I'm a good-looking, usually well-dressed young gent with a charming English accent. For some years now, I've been faithfully working on high-end business matters for an older relative. Now this man had unjustifiably demoted me to shoveling manure and even used the word "worthless" to describe both me and my beloved, late father!! And to add insult to injury, I'm now being railroaded for a crime that I didn't commit because of a lying, scheming witch of an in-law. Any advice would be greatly appreciated. I'm desperate.

The X-man

Dear X,

Oh my, your tale is certainly a sad one, even in Salem where misfortune is everywhere. My advice is to purchase a box of my home-baked cookies at a quality retailer in your neighborhood, and then enjoy them with some nice warm milk. After your legal difficulties are cleared up, you might want to speak to my beloved Victor. With his years of life experience and gentle, loving ways, he's the perfect person to give wise, useful career advice to the younger generation.

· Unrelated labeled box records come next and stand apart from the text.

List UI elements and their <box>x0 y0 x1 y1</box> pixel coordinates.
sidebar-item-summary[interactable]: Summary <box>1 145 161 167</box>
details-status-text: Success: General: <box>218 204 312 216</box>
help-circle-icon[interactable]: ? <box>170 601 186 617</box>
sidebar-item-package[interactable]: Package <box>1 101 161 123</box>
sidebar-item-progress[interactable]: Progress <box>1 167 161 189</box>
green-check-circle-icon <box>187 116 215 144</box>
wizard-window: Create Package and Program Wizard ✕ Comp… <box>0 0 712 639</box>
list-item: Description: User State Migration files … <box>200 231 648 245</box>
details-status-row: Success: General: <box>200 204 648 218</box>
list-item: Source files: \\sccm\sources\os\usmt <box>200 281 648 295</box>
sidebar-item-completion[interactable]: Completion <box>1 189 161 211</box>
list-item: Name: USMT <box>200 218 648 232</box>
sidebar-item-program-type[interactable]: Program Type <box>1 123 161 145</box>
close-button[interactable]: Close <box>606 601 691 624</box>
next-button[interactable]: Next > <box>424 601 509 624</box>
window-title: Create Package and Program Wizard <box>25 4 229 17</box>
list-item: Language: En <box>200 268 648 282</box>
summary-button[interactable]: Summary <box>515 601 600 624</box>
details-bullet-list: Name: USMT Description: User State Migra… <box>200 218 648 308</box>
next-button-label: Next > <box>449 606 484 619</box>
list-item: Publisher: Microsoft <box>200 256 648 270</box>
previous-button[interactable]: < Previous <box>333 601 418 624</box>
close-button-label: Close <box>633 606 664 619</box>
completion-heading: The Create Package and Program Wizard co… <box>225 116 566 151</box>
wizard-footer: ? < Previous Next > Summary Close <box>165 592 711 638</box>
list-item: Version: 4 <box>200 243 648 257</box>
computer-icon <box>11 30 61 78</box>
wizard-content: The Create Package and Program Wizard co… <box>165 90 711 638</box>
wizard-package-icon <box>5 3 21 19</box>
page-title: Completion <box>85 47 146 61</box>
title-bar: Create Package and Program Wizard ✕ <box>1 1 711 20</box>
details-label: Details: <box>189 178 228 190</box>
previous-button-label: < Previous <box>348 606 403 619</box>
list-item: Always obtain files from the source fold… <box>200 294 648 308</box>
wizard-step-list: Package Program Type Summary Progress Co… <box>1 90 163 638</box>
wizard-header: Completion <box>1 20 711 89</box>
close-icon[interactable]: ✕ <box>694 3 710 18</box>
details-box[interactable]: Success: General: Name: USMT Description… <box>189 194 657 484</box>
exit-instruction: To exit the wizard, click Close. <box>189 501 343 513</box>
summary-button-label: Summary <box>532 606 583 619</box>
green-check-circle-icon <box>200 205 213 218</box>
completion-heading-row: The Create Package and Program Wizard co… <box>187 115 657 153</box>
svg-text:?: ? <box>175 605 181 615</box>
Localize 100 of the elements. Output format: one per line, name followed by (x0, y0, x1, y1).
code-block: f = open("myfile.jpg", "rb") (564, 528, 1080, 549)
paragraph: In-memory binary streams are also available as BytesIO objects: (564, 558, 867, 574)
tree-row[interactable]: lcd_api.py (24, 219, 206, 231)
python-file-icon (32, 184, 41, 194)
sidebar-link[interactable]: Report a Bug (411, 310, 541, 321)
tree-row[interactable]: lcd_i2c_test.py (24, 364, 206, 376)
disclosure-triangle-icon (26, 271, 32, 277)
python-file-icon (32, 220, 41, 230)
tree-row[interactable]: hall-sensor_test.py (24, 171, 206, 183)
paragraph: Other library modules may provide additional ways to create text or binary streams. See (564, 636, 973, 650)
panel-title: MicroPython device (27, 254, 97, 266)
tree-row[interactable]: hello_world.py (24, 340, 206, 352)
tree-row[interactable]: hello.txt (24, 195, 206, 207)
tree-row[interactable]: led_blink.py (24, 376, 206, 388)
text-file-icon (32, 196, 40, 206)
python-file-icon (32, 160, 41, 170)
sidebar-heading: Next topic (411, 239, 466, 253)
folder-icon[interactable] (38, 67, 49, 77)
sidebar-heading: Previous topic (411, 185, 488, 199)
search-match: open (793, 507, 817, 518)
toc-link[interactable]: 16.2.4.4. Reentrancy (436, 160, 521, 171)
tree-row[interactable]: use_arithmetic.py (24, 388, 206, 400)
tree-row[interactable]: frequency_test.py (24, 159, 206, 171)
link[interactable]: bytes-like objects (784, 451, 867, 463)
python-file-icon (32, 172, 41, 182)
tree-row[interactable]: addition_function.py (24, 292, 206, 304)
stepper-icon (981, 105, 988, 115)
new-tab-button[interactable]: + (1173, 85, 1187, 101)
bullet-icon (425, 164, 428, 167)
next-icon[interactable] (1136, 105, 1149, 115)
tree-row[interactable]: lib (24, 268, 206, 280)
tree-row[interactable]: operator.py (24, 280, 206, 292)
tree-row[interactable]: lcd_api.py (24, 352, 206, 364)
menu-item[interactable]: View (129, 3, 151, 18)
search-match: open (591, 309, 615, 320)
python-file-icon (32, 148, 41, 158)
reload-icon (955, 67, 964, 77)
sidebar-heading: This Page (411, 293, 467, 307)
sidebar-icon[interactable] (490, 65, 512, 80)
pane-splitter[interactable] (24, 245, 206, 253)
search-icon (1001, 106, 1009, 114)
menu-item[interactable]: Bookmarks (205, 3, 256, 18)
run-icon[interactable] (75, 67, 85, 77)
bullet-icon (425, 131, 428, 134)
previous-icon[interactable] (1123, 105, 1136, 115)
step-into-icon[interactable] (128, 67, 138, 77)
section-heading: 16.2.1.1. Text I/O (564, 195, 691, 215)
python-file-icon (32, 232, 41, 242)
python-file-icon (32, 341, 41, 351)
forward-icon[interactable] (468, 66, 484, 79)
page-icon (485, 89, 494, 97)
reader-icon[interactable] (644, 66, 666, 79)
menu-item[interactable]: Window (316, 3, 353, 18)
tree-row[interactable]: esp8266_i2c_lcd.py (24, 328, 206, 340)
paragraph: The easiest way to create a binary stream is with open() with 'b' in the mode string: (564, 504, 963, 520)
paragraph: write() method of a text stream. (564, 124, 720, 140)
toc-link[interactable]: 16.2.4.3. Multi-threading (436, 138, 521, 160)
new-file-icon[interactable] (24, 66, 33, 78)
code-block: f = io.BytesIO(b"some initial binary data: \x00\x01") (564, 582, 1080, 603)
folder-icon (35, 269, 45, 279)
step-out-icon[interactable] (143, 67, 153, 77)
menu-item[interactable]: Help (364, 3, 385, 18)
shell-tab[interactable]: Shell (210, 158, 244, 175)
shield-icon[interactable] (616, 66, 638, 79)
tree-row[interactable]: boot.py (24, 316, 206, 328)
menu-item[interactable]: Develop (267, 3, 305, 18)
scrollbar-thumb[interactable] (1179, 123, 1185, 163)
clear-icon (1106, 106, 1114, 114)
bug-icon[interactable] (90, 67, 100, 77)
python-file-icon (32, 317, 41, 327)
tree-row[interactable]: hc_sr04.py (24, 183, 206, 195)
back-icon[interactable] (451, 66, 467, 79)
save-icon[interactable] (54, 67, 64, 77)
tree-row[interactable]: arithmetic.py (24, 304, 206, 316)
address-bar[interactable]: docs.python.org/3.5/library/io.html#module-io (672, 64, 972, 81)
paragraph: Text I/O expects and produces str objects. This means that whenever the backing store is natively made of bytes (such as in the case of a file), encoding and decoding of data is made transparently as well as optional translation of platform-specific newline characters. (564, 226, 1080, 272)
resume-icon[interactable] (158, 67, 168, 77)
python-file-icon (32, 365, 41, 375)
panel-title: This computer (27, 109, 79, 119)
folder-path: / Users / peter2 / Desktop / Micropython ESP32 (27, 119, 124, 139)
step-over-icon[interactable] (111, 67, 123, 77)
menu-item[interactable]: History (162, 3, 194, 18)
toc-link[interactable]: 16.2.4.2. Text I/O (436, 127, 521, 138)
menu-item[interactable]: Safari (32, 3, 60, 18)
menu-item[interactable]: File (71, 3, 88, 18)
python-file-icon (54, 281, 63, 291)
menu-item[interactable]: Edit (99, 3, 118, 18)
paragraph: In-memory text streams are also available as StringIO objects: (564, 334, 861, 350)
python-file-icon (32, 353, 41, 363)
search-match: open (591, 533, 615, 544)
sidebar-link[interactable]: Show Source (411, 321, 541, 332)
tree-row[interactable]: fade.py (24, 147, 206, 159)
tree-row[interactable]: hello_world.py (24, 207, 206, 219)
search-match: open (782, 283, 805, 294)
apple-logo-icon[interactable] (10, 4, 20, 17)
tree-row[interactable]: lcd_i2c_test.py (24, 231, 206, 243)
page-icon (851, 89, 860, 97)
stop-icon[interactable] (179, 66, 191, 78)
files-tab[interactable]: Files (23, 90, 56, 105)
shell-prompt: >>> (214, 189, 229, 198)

Optimistically, Ruffles McRed

Hey X-rated,

Look in the mirror. You may find that your relative is 100% correct and that manure-shoveling is a good career choice. In any case, try using your sob story on the foolish young women who populate Salem's clubs. One of them might even fall for it.

Nanny Megan
 
Dear Ruffles McRed and Nanny Megan,

I've made a few faux pas in the past few years, which has turned the man of my dreams completely against me. Now, he won't even help me achieve my lifelong dream of owning a major designer house. How can I get him to recognize the real me?

Desperately, JTD

Dear J,

How sad. If only more people followed my motto of forgive and forget. My advice is to talk to my wonderful grandson, Brady, who's had serious problems with a woman. He could tell you what you need to do to win back your true love. As for your career dream, my darling Victor is the man to talk to. He's an accomplished businessman who has all the answers. Who knows, after he's heard your dreams of designer glory, he just might lend you the money that you need to get started.

Wisely, Ruffles McRed

Dear Desperate Doo-Doo Head,

Have you ever considered that the real you is a cheap, conniving gold-digger whose business ambitions are a silly pipe dream? Good luck with staying out of jail or avoiding the fate of Serena Mason.

Nanny Megan
 
Dear Ruffles McRed and Nanny Megan,

Recently, I was shocked to learn that my fiance secretly placed a tracking app on my phone. Does this mean that he really loves me so much he wants to know where I am at all times or is it a sign of a serious lack of trust?

Ms. Perfect

Dear Ms. Perfect,

Oh dear, this is a tough one. So many Salemites do rash things in the name of love. I suggest that you contact Sami Brady out in Hollywood. She's had much experience with impulsive acts that relate to matters of the heart. If Sami is unavailable because of her commitment to Truly Radiant products, drop by the Kiriakis mansion and speak to my cuddle-bear, Victor. He's had so many unsuccessful marriages and disappointing relatives that he'd surely have insights into your situation.

Confidently, Ruffles McRed

Hey (Im)Perfect,

Wake up and face reality, the guy is a creepy stalker. Kick him where it will hurt the most and then find yourself somebody better. Men in Salem aren't much, but almost any one of them would be an improvement over this loser.